2) does my VE increase with MAP? If it doesn't, I'm going to get lean spots. It should get richer (VE # % increase higher) at a faster rate as you get into heavier and heavier loads. This accounts for airflow from the turbocharger.
3) If I drive around without wideband o2 feedback, is my AFR jumping around like crazy? if it is, you probably have too many dips in the VE table.
4) If it's smooth with O2 feedback off, but AFR's get jumpy with it on, look at your AFR table setpoint and look at your controller games. I usually tune the gains for slow, steady response, with a smaller P gain
2) In either case, what AFR targets are you shooting for?
It's working out to be a flat 11.0:1 at full boost.
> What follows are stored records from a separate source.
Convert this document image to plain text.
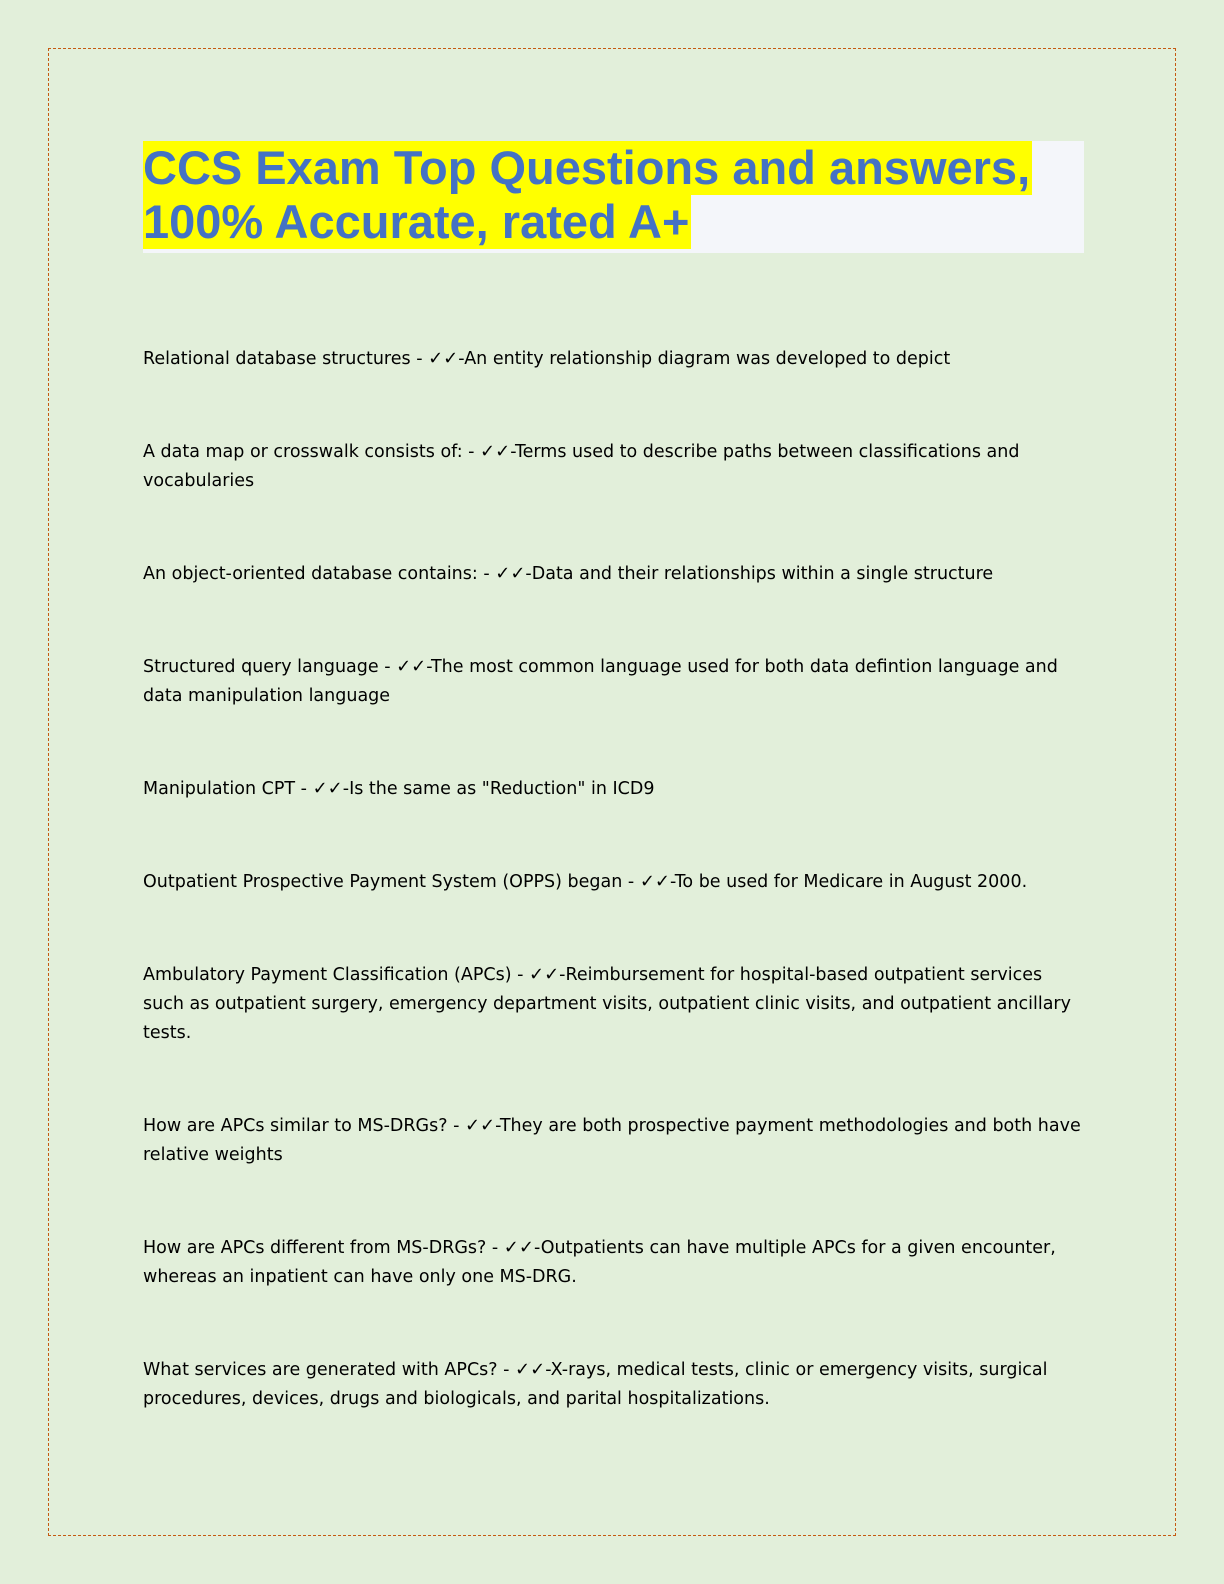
CCS Exam Top Questions and answers,
100% Accurate, rated A+

Relational database structures - ✓✓-An entity relationship diagram was developed to depict

A data map or crosswalk consists of: - ✓✓-Terms used to describe paths between classifications and vocabularies

An object-oriented database contains: - ✓✓-Data and their relationships within a single structure

Structured query language - ✓✓-The most common language used for both data defintion language and data manipulation language

Manipulation CPT - ✓✓-Is the same as "Reduction" in ICD9

Outpatient Prospective Payment System (OPPS) began - ✓✓-To be used for Medicare in August 2000.

Ambulatory Payment Classification (APCs) - ✓✓-Reimbursement for hospital-based outpatient services such as outpatient surgery, emergency department visits, outpatient clinic visits, and outpatient ancillary tests.

How are APCs similar to MS-DRGs? - ✓✓-They are both prospective payment methodologies and both have relative weights

How are APCs different from MS-DRGs? - ✓✓-Outpatients can have multiple APCs for a given encounter, whereas an inpatient can have only one MS-DRG.

What services are generated with APCs? - ✓✓-X-rays, medical tests, clinic or emergency visits, surgical procedures, devices, drugs and biologicals, and parital hospitalizations.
Now, that's not because I am strongly wedded to that. It's just that the resources aren't available to do a more detailed study of optimum AFR for this engine, and a certain safety factor needs to be incorporated in.
Question 2 is of interest to me mostly because we have lots of conversations here with some successful tuners using a somewhat lean approach, and other a somewhat rich one. The question is important because a dyno tune that is set up to hit the targets presumes those targets.
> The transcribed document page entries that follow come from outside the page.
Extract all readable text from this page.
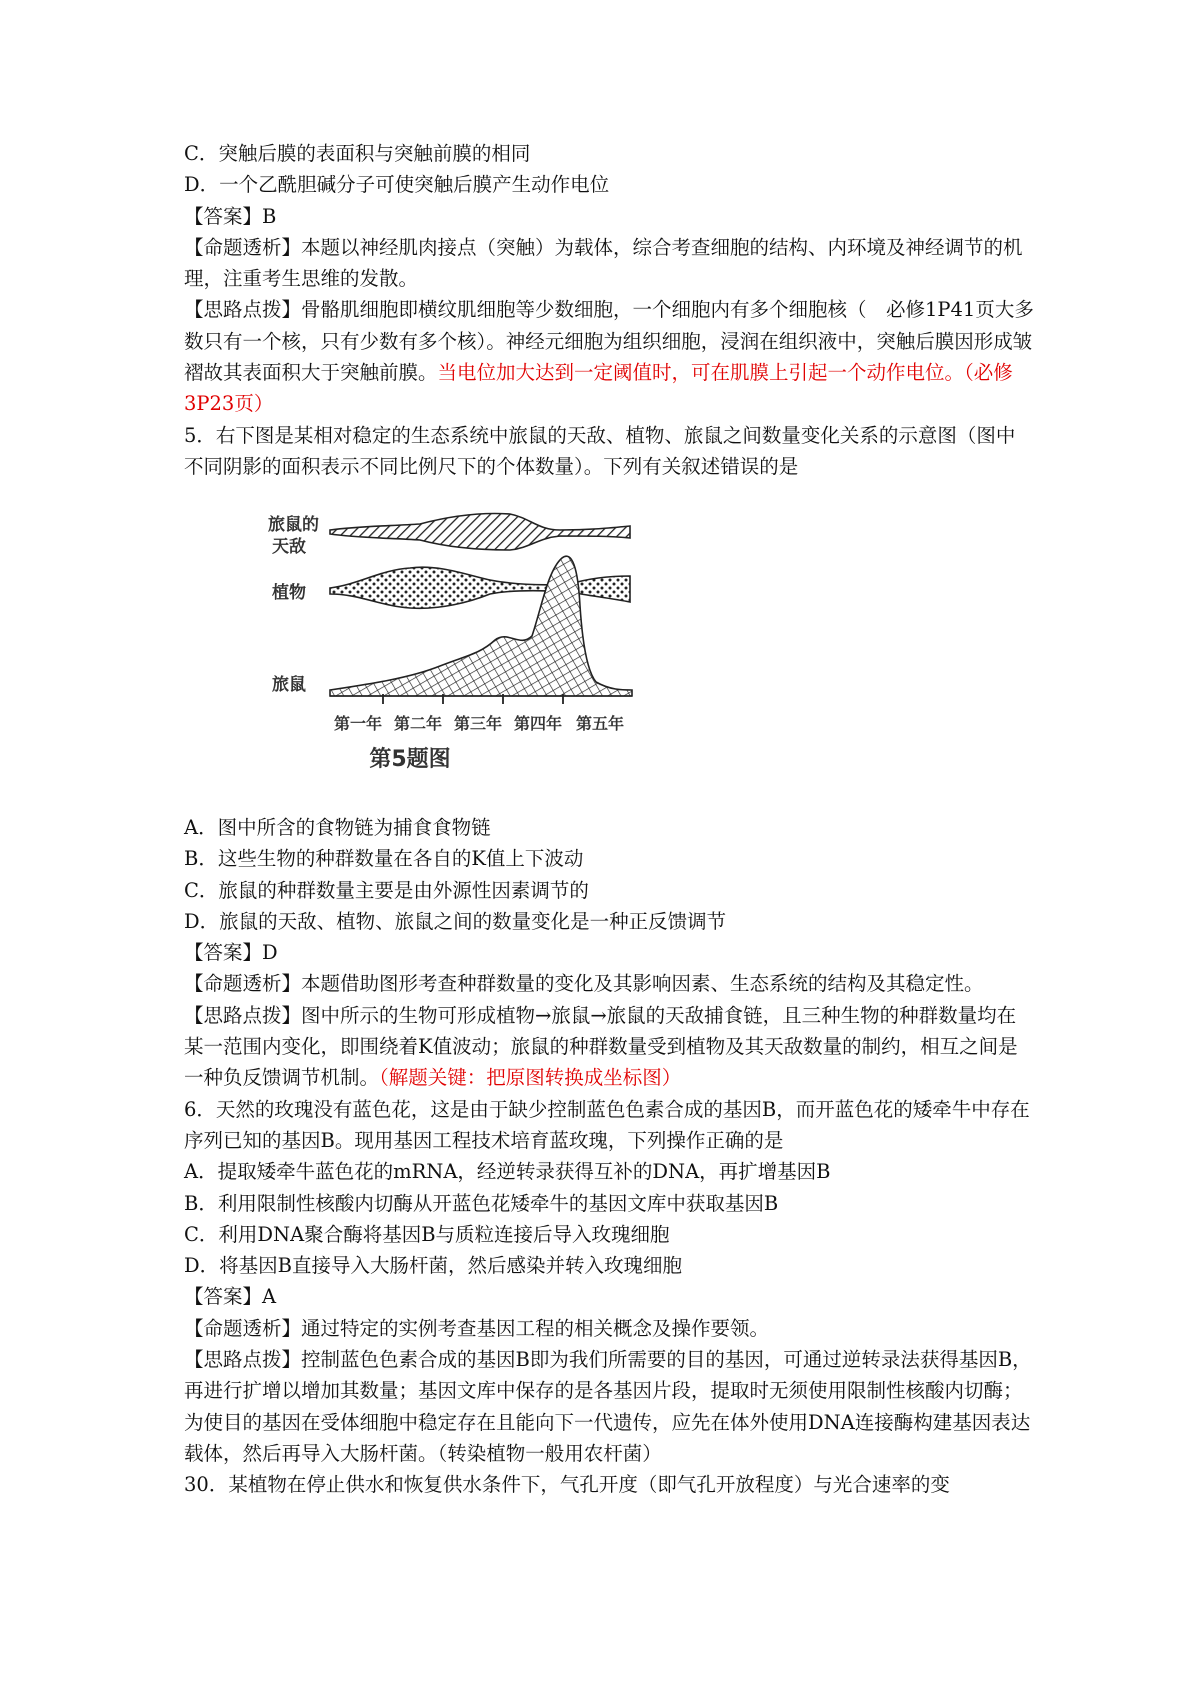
C．突触后膜的表面积与突触前膜的相同

D．一个乙酰胆碱分子可使突触后膜产生动作电位

【答案】B

【命题透析】本题以神经肌肉接点（突触）为载体，综合考查细胞的结构、内环境及神经调节的机理，注重考生思维的发散。

【思路点拨】骨骼肌细胞即横纹肌细胞等少数细胞，一个细胞内有多个细胞核（　必修1P41页大多数只有一个核，只有少数有多个核）。神经元细胞为组织细胞，浸润在组织液中，突触后膜因形成皱褶故其表面积大于突触前膜。当电位加大达到一定阈值时，可在肌膜上引起一个动作电位。（必修3P23页）

5．右下图是某相对稳定的生态系统中旅鼠的天敌、植物、旅鼠之间数量变化关系的示意图（图中不同阴影的面积表示不同比例尺下的个体数量）。下列有关叙述错误的是

旅鼠的
天敌
植物
旅鼠
第一年 第二年 第三年 第四年 第五年
第5题图

A．图中所含的食物链为捕食食物链

B．这些生物的种群数量在各自的K值上下波动

C．旅鼠的种群数量主要是由外源性因素调节的

D．旅鼠的天敌、植物、旅鼠之间的数量变化是一种正反馈调节

【答案】D

【命题透析】本题借助图形考查种群数量的变化及其影响因素、生态系统的结构及其稳定性。

【思路点拨】图中所示的生物可形成植物→旅鼠→旅鼠的天敌捕食链，且三种生物的种群数量均在某一范围内变化，即围绕着K值波动；旅鼠的种群数量受到植物及其天敌数量的制约，相互之间是一种负反馈调节机制。（解题关键：把原图转换成坐标图）

6．天然的玫瑰没有蓝色花，这是由于缺少控制蓝色色素合成的基因B，而开蓝色花的矮牵牛中存在序列已知的基因B。现用基因工程技术培育蓝玫瑰，下列操作正确的是

A．提取矮牵牛蓝色花的mRNA，经逆转录获得互补的DNA，再扩增基因B

B．利用限制性核酸内切酶从开蓝色花矮牵牛的基因文库中获取基因B

C．利用DNA聚合酶将基因B与质粒连接后导入玫瑰细胞

D．将基因B直接导入大肠杆菌，然后感染并转入玫瑰细胞

【答案】A

【命题透析】通过特定的实例考查基因工程的相关概念及操作要领。

【思路点拨】控制蓝色色素合成的基因B即为我们所需要的目的基因，可通过逆转录法获得基因B，再进行扩增以增加其数量；基因文库中保存的是各基因片段，提取时无须使用限制性核酸内切酶；为使目的基因在受体细胞中稳定存在且能向下一代遗传，应先在体外使用DNA连接酶构建基因表达载体，然后再导入大肠杆菌。（转染植物一般用农杆菌）

30．某植物在停止供水和恢复供水条件下，气孔开度（即气孔开放程度）与光合速率的变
Question 2 also because I see in step 4 you tuning spark for max torque, but I don't see that in step 2 for fuel.
It just depends how much time you want to spend, and what your assumption for AFR drift over time is going to be. I usually assume 0.5:1 fluctuation throughout a year's worth of driving in 4 seasons. You can get it tighter than that if you have load-based air density correction, to account for things like the "I stopped at 7 Eleven for a Slurpee and my manifold air temp sensor is now heatsoaked" scenario.
The engine held up to a bunch of Tail of the Dragon runs before it ever made it to the dyno, so I consider that a success. The more engines you have to mess with the more you can study these factors, because you're not afraid to blow one up catastrophically or wear it out by beating on it. Race teams might have a couple engines, and OEMs have dozens if you include all the development phases.
For example, take knock control. Severe knock is obvious, but at the margins, Knock control is pretty much one guy's opinion on how much is too much. That applies whether you are using detcans, microphones, the naked ear, cylinder pressure traces on an oscilloscope, or calculated knock metrics from cylinder pressure (knock peak and intensity).
I've done knock sensor studies before and you really need to go through a whole procedure just to set the knocking frequency and the placement of the sensors. Then you need to set the gains and the knocking thresholds.
This really has to be done initially on an engine dyno by inducing knock in the engine and comparing accelerometer data, cylinder pressure data, and knock sensor data. You can't do that on your home project. The resources aren't available. So maybe you go off what somebody else's frequency is, and you look for spikes or unusual knock activity, or you attempt to tune with detcans. You could even induce some knock on a loading dyno at low speeds at least where it's less risky. Even then, you gotta make a judgment call.
Hope that helps. Just remember that there's physics and then there's the fudge factor built into the tune. You have to be able to understand and mess with both.